NZ dollar becalmed on Wednesday

9:12 pm on 13 November 2013

The New Zealand dollar was becalmed on Wednesday.

Bancorp Treasury Services senior client advisor Peter Cavanaugh says two pieces of information could move the currency.

He says one would be evidence that the Reserve Bank mortgage restrictions were taking effect which would take the heat off the housing market and lower expectations for official cash rate rises next year.

Mr Cavanaugh says the other information could be signs that the Federal Reserve could begin tapering of its bond buying at its December meeting rather than in the new year.

"Both of those would put downward pressure on the New Zealand dollar, firstly through low interest rates in New Zealand, secondly through high interest rates and the Federal Reserve seeing positive US economic growth and recovery."

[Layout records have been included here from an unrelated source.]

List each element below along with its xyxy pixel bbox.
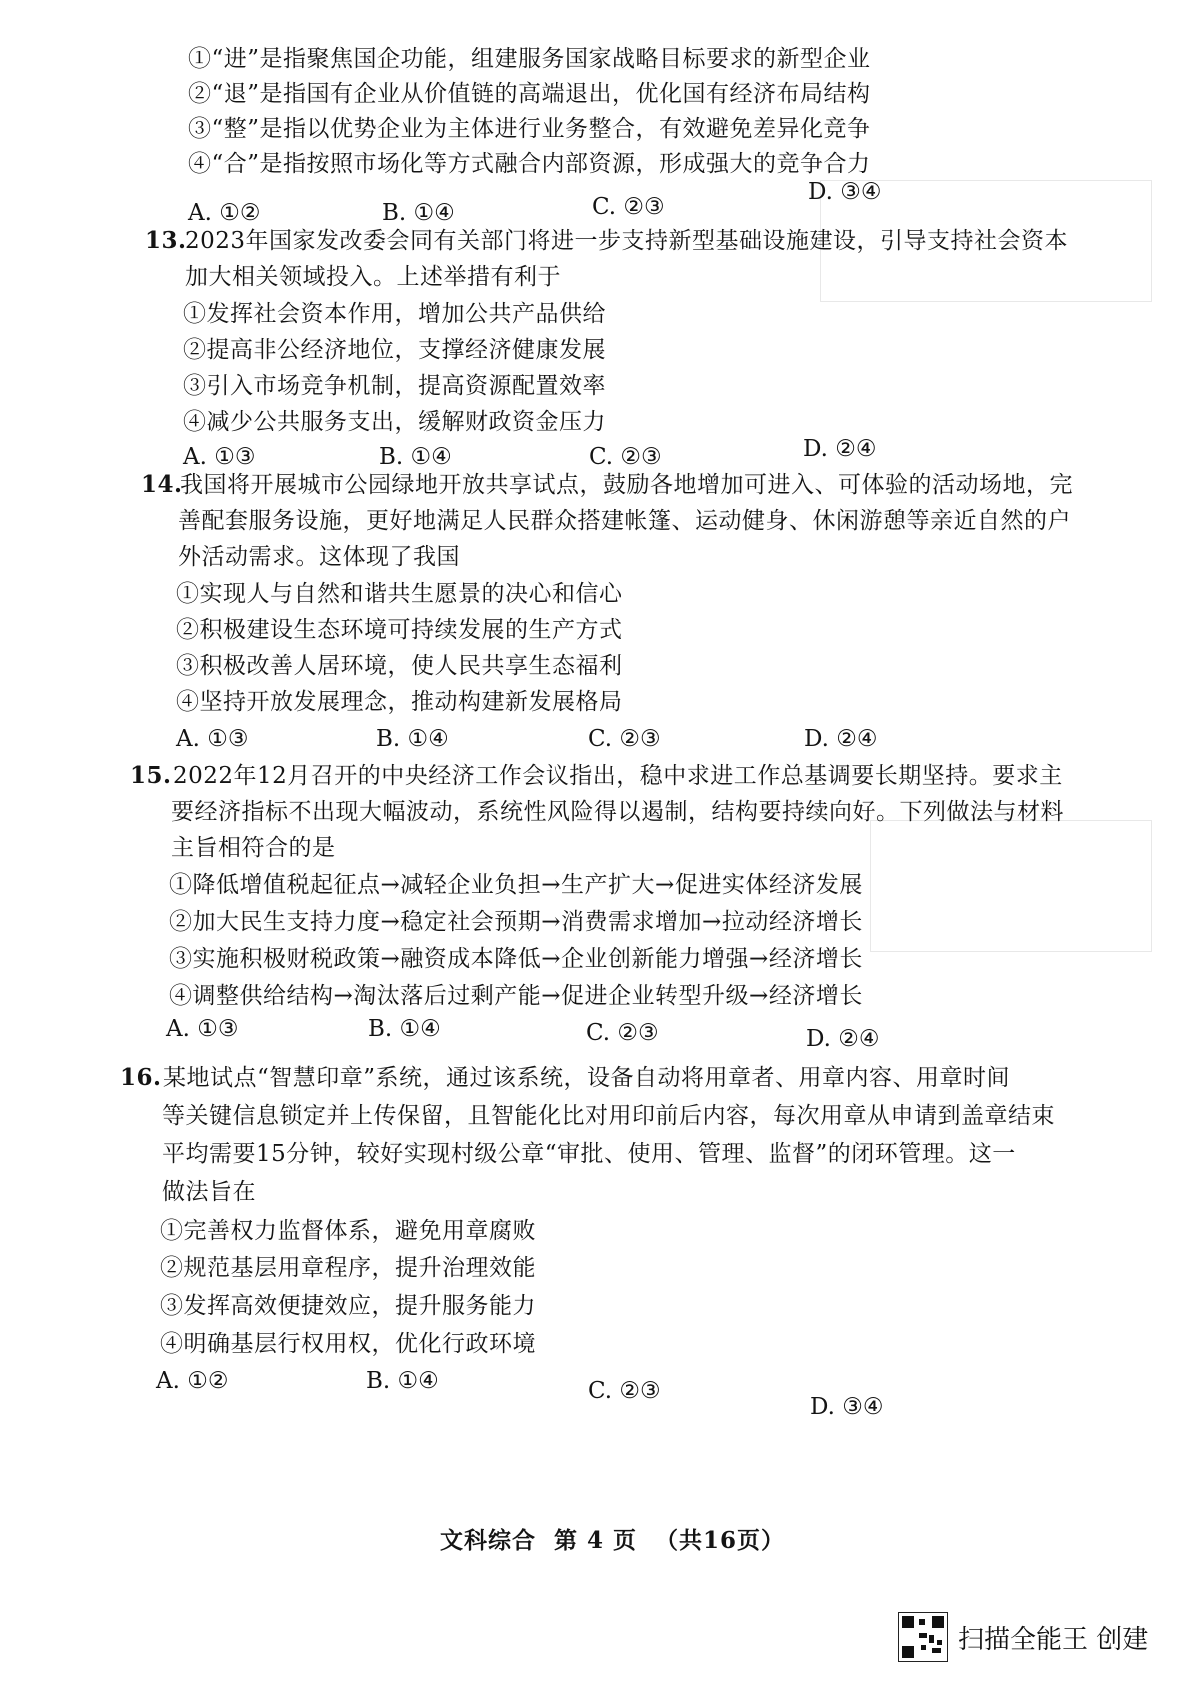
option-b[interactable]: B. ①④: [368, 1016, 441, 1042]
option-a[interactable]: A. ①③: [176, 726, 249, 752]
option-b[interactable]: B. ①④: [379, 444, 452, 470]
option-c[interactable]: C. ②③: [588, 1378, 661, 1404]
q12-item-4: ④“合”是指按照市场化等方式融合内部资源，形成强大的竞争合力: [188, 151, 871, 177]
q15-item-1: ①降低增值税起征点→减轻企业负担→生产扩大→促进实体经济发展: [169, 872, 863, 898]
question-number: 15.: [130, 762, 172, 789]
q14-item-2: ②积极建设生态环境可持续发展的生产方式: [176, 617, 623, 643]
q12-options: [188, 179, 1088, 228]
option-d[interactable]: D. ③④: [808, 179, 882, 205]
option-b[interactable]: B. ①④: [382, 200, 455, 226]
option-a[interactable]: A. ①②: [156, 1368, 229, 1394]
footer-subject: 文科综合: [440, 1527, 536, 1554]
q13-item-4: ④减少公共服务支出，缓解财政资金压力: [183, 409, 606, 435]
q14-stem-line-3: 外活动需求。这体现了我国: [178, 544, 460, 570]
q13-item-1: ①发挥社会资本作用，增加公共产品供给: [183, 301, 606, 327]
option-a[interactable]: A. ①②: [188, 200, 261, 226]
bleed-through-box: [870, 820, 1152, 952]
footer-total-pages: （共16页）: [655, 1527, 786, 1554]
question-number: 16.: [120, 1064, 162, 1091]
question-number: 13.: [145, 227, 187, 254]
question-number: 14.: [141, 471, 183, 498]
q16-stem-line-1: 某地试点“智慧印章”系统，通过该系统，设备自动将用章者、用章内容、用章时间: [163, 1065, 1011, 1091]
q12-item-1: ①“进”是指聚焦国企功能，组建服务国家战略目标要求的新型企业: [188, 46, 871, 72]
q14-item-4: ④坚持开放发展理念，推动构建新发展格局: [176, 689, 623, 715]
option-c[interactable]: C. ②③: [586, 1020, 659, 1046]
q15-options: [166, 1014, 1066, 1052]
q12-item-3: ③“整”是指以优势企业为主体进行业务整合，有效避免差异化竞争: [188, 116, 871, 142]
option-b[interactable]: B. ①④: [376, 726, 449, 752]
q14-item-3: ③积极改善人居环境，使人民共享生态福利: [176, 653, 623, 679]
q16-item-4: ④明确基层行权用权，优化行政环境: [160, 1331, 536, 1357]
q16-stem-line-2: 等关键信息锁定并上传保留，且智能化比对用印前后内容，每次用章从申请到盖章结束: [162, 1103, 1055, 1129]
q14-stem-line-1: 我国将开展城市公园绿地开放共享试点，鼓励各地增加可进入、可体验的活动场地，完: [180, 472, 1073, 498]
q15-stem-line-1: 2022年12月召开的中央经济工作会议指出，稳中求进工作总基调要长期坚持。要求主: [173, 763, 1063, 789]
q15-stem-line-2: 要经济指标不出现大幅波动，系统性风险得以遏制，结构要持续向好。下列做法与材料: [171, 799, 1064, 825]
q16-item-1: ①完善权力监督体系，避免用章腐败: [160, 1218, 536, 1244]
option-d[interactable]: D. ②④: [804, 726, 878, 752]
q14-stem-line-2: 善配套服务设施，更好地满足人民群众搭建帐篷、运动健身、休闲游憩等亲近自然的户: [178, 508, 1071, 534]
option-c[interactable]: C. ②③: [592, 194, 665, 220]
q16-item-2: ②规范基层用章程序，提升治理效能: [160, 1255, 536, 1281]
option-d[interactable]: D. ③④: [810, 1394, 884, 1420]
q13-item-3: ③引入市场竞争机制，提高资源配置效率: [183, 373, 606, 399]
q15-stem-line-3: 主旨相符合的是: [171, 835, 336, 861]
option-d[interactable]: D. ②④: [806, 1026, 880, 1052]
footer-page-number: 第 4 页: [554, 1527, 638, 1554]
option-b[interactable]: B. ①④: [366, 1368, 439, 1394]
option-a[interactable]: A. ①③: [166, 1016, 239, 1042]
qr-code-icon: [898, 1612, 948, 1662]
q16-stem-line-4: 做法旨在: [162, 1179, 256, 1205]
q13-stem-line-1: 2023年国家发改委会同有关部门将进一步支持新型基础设施建设，引导支持社会资本: [185, 228, 1069, 254]
scanner-watermark-text: 扫描全能王 创建: [958, 1624, 1149, 1655]
q16-item-3: ③发挥高效便捷效应，提升服务能力: [160, 1293, 536, 1319]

At about 5pm on Wednesday, the kiwi was trading at 82.32 US cents, 88.42 Australian cents, 51.8 British pence, 0.6123 euro and 81.9 yen.

Rise in sharemarket

The benchmark Top 50 share index rose 3 points to 4919.

Tyndall Investment Management equities manager Rickey Ward says Wednesday's moves were very stock specific.

He says the likes of Fletcher Building and Mainfreight were the main drivers of Wednesday's strength and both companies are exposed to cyclical recovery.

Mr Ward says Mainfreight in particular has an exposure to the United States and Europe and a reasonable proportion of its earnings are likely to come from both those continents with clear evidence that the US and Europe are improving.

He says any signs of improvement should eventually flow through to the balance sheet of Mainfreight and that's not currently priced in.

Mr Ward says Fletcher Building is more of an Australasian recovery story.

Meridian shares move close to list price

Meridian's instalment receipts, which the Government sold at $1 each in last month's float with a further 60 cents per share due in 18 months time, fell as low as $1.01 before recovering to close at $1.045.

Tyndall Asset Management equities manager Rickey Ward says the selling was by international investors with the weakness compounded by a lack of local buyers.

Mr Ward says the talk is that international investors, who it's believed have become the marginal buyer, have become nervous as it's drifted off from the high of $1.10.

Mainfreight shares rose 25 cents to $12, Fletcher Building shares gained 23 cents to $9.68 and Meridian shares ended unchanged at $1.045.